Week 40 | 3rd – 7th October 2022

Key Issue: Zero–day Microsoft Exchange vulnerability mitigation can be bypassed
Cybercriminals: Ransomware groups demonstrate a diverse approach to operations
Nation–State: Nation–state units target the defence sector
Hacktivist: Environmental hacktivist group Guacamaya compromises military networks

KEY ISSUE:
Our key issue highlights two Microsoft Exchange zero–day vulnerabilities that were discovered last week, as researchers this week have warned that mitigations provided by Microsoft can be bypassed by threat actors.

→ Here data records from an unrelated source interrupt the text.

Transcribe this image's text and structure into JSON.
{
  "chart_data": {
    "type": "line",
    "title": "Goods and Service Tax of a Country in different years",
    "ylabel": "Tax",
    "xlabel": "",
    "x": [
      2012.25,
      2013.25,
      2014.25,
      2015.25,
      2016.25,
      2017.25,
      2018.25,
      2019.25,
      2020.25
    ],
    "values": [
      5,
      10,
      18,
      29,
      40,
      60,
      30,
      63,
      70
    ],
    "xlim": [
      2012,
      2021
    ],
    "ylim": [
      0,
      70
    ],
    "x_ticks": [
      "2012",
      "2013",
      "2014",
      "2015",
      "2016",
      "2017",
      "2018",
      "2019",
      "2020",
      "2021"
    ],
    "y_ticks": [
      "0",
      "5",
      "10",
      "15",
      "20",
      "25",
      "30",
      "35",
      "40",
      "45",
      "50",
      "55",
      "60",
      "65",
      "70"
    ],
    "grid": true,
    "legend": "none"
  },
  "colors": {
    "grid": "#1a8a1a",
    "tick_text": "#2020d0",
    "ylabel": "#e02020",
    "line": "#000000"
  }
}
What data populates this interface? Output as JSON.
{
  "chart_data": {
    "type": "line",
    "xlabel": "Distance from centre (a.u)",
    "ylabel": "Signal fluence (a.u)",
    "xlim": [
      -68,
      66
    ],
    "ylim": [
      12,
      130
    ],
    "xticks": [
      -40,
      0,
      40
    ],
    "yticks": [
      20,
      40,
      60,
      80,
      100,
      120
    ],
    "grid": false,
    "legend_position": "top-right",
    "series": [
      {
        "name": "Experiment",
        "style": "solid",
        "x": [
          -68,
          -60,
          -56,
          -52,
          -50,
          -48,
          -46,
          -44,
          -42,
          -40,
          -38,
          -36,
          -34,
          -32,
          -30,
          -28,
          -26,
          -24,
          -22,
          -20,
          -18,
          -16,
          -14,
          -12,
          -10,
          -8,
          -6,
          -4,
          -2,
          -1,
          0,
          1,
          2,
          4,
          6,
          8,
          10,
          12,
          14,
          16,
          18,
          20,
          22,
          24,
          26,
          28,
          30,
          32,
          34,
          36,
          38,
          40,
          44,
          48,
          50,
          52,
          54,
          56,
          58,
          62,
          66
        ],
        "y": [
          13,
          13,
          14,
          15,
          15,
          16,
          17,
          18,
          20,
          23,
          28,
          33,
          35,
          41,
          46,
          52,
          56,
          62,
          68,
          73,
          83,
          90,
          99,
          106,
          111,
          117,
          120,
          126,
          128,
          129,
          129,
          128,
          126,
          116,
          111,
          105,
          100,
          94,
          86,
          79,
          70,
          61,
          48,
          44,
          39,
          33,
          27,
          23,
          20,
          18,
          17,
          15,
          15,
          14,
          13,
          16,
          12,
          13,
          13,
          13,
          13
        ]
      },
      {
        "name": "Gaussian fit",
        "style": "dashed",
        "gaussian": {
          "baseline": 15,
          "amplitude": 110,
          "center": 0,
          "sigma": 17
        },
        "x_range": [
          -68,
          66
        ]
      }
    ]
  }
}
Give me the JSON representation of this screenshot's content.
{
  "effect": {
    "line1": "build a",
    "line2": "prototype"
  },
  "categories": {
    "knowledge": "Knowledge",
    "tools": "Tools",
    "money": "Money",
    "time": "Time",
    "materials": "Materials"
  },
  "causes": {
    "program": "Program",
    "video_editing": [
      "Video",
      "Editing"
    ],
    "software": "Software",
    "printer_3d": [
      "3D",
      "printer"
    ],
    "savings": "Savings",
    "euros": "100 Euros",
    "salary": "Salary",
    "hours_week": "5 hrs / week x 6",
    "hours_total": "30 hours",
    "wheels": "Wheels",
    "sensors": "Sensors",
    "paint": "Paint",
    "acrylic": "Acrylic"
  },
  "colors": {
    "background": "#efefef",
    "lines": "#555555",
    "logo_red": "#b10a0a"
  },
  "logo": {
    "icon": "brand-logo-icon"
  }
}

The vulnerabilities are tracked as CVE–2022–41040 (CVSS: 8.8| OVSS: 59), a server–side request forgery vulnerability, and CVE–2022–41082 (CVSS: 8.8| OVSS: 56), which enables remote code execution access to PowerShell dependent on adversary access. To reduce the risk of exploitation, Microsoft encouraged users to implement a rule in the Internet Information Services Manager, however, a security researcher tweeted that the URL pattern only focused on known exploits and can easily be bypassed, thus rendering the mitigation advice redundant.

The researcher has advocated a less specific, alternative string that covers a wider range of exploits. This disclosure comes amid reports that threat actors were chaining the vulnerabilities together to achieve remote code execution. As such, we assess that these vulnerabilities will continue to be widely exploited in the absence of patches from Microsoft.